U.S. Department of Education Lifting Restrictions Preventing Incarcerated People Using Type of Federal Aid to Pay for College
Tuesday, September 26th, 2023 -- 9:00 AM
(By Sarah Lehr, Wisconsin Public Radio) After more than two decades, the U.S. Department of Education is lifting restrictions that prevented incarcerated people from using a type of federal aid to pay for college.
According to Sarah Lehr with Wisconsin Public Radio, the change could bring additional opportunities to Wisconsinites behind bars, as colleges take steps to expand their programming inside the state's prisons.
More than 6 million low-income students across the country used Pell grants to help pay for higher education in the 2021-22 school year. But a provision in a 1994 U.S. crime bill has banned incarcerated students from using those federal grants.

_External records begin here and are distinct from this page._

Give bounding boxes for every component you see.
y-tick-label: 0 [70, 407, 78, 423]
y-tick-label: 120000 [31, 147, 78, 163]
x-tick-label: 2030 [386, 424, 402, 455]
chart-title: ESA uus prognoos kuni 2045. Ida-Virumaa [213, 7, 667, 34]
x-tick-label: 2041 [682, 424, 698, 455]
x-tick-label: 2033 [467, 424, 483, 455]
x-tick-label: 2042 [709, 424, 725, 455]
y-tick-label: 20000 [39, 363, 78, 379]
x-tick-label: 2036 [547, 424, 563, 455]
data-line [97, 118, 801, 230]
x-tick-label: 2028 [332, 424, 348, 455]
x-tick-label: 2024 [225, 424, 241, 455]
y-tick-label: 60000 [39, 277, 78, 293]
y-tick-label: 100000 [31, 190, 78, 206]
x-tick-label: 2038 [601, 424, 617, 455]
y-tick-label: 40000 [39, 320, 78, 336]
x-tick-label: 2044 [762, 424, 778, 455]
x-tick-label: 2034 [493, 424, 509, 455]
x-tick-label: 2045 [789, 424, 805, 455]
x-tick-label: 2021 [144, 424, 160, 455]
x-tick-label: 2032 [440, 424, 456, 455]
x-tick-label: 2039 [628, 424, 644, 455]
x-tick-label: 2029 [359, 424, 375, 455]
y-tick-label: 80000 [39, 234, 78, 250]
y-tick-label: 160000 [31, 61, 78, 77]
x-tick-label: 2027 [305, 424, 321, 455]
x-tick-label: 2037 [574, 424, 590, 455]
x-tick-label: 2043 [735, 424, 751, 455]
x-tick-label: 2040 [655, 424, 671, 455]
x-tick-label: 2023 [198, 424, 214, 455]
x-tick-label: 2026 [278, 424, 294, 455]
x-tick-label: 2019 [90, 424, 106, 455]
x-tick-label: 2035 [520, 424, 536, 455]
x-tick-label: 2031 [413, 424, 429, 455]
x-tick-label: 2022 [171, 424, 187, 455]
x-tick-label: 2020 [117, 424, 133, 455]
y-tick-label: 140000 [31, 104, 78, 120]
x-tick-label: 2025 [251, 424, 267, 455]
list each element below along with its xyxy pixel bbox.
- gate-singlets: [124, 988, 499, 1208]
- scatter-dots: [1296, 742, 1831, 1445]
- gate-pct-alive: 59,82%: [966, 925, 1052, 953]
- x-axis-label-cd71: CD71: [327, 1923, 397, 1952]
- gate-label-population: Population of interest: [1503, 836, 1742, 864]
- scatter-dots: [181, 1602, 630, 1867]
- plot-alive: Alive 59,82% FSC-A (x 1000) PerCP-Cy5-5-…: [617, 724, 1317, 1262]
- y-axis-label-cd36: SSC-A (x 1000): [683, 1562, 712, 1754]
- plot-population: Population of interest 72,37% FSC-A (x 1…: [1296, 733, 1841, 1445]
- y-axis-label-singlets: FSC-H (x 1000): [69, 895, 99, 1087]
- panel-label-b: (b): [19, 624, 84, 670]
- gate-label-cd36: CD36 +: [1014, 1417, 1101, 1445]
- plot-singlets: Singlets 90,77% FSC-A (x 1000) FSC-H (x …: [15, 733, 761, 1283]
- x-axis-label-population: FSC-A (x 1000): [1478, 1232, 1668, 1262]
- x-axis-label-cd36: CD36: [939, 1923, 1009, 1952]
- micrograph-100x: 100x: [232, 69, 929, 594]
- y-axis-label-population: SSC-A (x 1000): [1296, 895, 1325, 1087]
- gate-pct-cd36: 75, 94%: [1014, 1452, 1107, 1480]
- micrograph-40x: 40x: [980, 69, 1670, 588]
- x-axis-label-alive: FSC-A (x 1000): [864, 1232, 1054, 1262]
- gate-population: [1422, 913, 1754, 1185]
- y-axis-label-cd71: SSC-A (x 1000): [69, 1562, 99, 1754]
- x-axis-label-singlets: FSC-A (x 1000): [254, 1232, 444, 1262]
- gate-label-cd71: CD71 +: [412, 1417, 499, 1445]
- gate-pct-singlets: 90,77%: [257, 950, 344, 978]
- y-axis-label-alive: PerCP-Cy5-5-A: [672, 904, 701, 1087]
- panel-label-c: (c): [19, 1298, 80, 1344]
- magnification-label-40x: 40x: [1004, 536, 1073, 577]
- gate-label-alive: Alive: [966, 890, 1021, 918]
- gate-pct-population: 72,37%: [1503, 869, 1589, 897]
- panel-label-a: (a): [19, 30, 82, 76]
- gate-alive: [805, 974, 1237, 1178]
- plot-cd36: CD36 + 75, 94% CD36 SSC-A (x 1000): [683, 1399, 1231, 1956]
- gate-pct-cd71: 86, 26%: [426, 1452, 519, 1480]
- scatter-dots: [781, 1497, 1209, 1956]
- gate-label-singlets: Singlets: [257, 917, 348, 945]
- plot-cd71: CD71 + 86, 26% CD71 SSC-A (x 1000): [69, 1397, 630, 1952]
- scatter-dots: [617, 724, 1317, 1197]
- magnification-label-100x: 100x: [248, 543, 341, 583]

"It was really part of our nation's larger kind of tough on crime stance at the time," said Margaret diZerega with the Vera Institute of Justice, a think tank that researches mass incarceration.
"It's terrific to see this law change given what we know about the benefits of college in prison, in terms of reducing the likelihood of someone returning to prison (and) reducing violence in prisons, which makes it safer for the people who live there, and the people who work there."
Following a vote from Congress in 2020, those restrictions were lifted effective July 1. The change is long overdue, said Roy Rogers, who advocates for criminal justice reform in Wisconsin though a group called The Community.
"For many, many years, this door of opportunity has been closed to many men and women," Rogers said. "Since this opportunity is reestablished, it's going to create hope. It's going to create a mindset that says, 'You know what, since I do have this opportunity, I don't want to do anything that's going to jeopardize it.' So it will affect the behavior of the men and women on the inside."
Since 2016, some people in Wisconsin prisons have been able to get federal aid for college as part of a pilot called the Second Chance Pell experiment. Currently, those classes are offered online as part of partnerships with three institutions, Madison College, Moraine Park Technical College and Milwaukee Area Technical College.
Outside of Second Chance Pell, other programs, such as Odyssey Behind Bars through the University of Wisconsin, are made possible by a mix of state funding and private donations, said Ben Jones, who oversees educational programs for the Wisconsin Department of Corrections.
Last semester, 350 of the 464 students taking classes through the Wisconsin DOC were part of Second Chance Pell, Jones said. Now that the 1994 restrictions have been lifted, diZerega anticipates more incarcerated students will be able to pursue higher education in Wisconsin and across the country.